Small companies and SOX
Small public companies face just as complex a task as do larger ones, but compliance costs will be relatively higher as a percentage of a smaller company’s revenue, Hagerty says. Smaller public companies — technically those with less than $75 million of stock in the hands of public investors — have been granted numerous extensions allowing them to postpone compliance. Currently, they are scheduled to face the requirements of SOX on Dec. 15.
Benoit criticized the SEC in a Network World interview last December for not issuing specific guidelines to smaller public companies. Now he says the SEC addressed his concerns with guidance issued May 23.

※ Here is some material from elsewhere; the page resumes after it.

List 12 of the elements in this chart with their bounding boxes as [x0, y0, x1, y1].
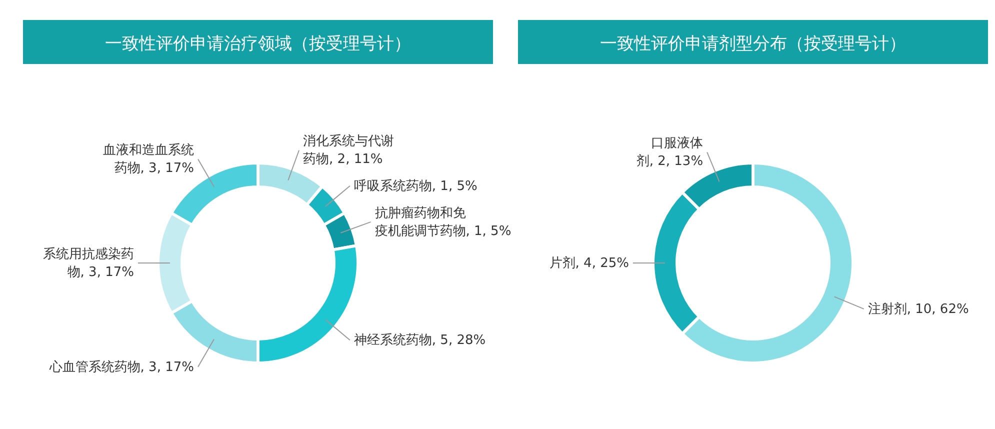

A compliance project approached correctly should cost 50% to 75% less than what companies have been spending, but many businesses insist on an inefficient, bottom-up approach that audits process-level controls like expenditures, payroll and property, Benoit says.
“Accountants are kind of used to that approach, but internal control is the opposite,” he says. “It’s looking at significant items of risk, identifying those and testing those controls. … When you approach it from the risk perspective, which is what the SEC guidance has made very clear, there are definite and huge savings.”
The SEC on Wednesday adopted a new auditing standard that encourages an even less costly approach to SOX compliance.
That’s good news for smaller public companies that may find their backs against the wall come Dec. 15. Benoit says his firm has contacted about 4,000 companies and “far less than 1%” have started the process of SOX compliance.
“We’re starting to see a small population of companies come alive and start to start their process,” he says. “There’s a small window of opportunity right now. If they start working on the projects now they’ll be OK.”
Small companies face many challenges, according to research by Lord & Benoit. Among them are accounting and disclosure controls, control of treasury functions, competency and training of accountants, revenue recognition, inadequate account reconciliation, consolidations and mergers, and information technology weaknesses.
Software vendors are champing at the bit trying to sell products that automate compliance and reduce cost by taking people out of the process as much as possible. Some built new technology to meet the law’s demands while other vendors took old technologies and repackaged them as SOX compliance tools.
Even former U.S. Attorney General John Ashcroft has gotten in on the game, advising a software company called D2C Solutions that detects internal fraud and makes SOX compliance easier.
The “software [industry] has been the primary beneficiary of this automation phase,” Hagerty says.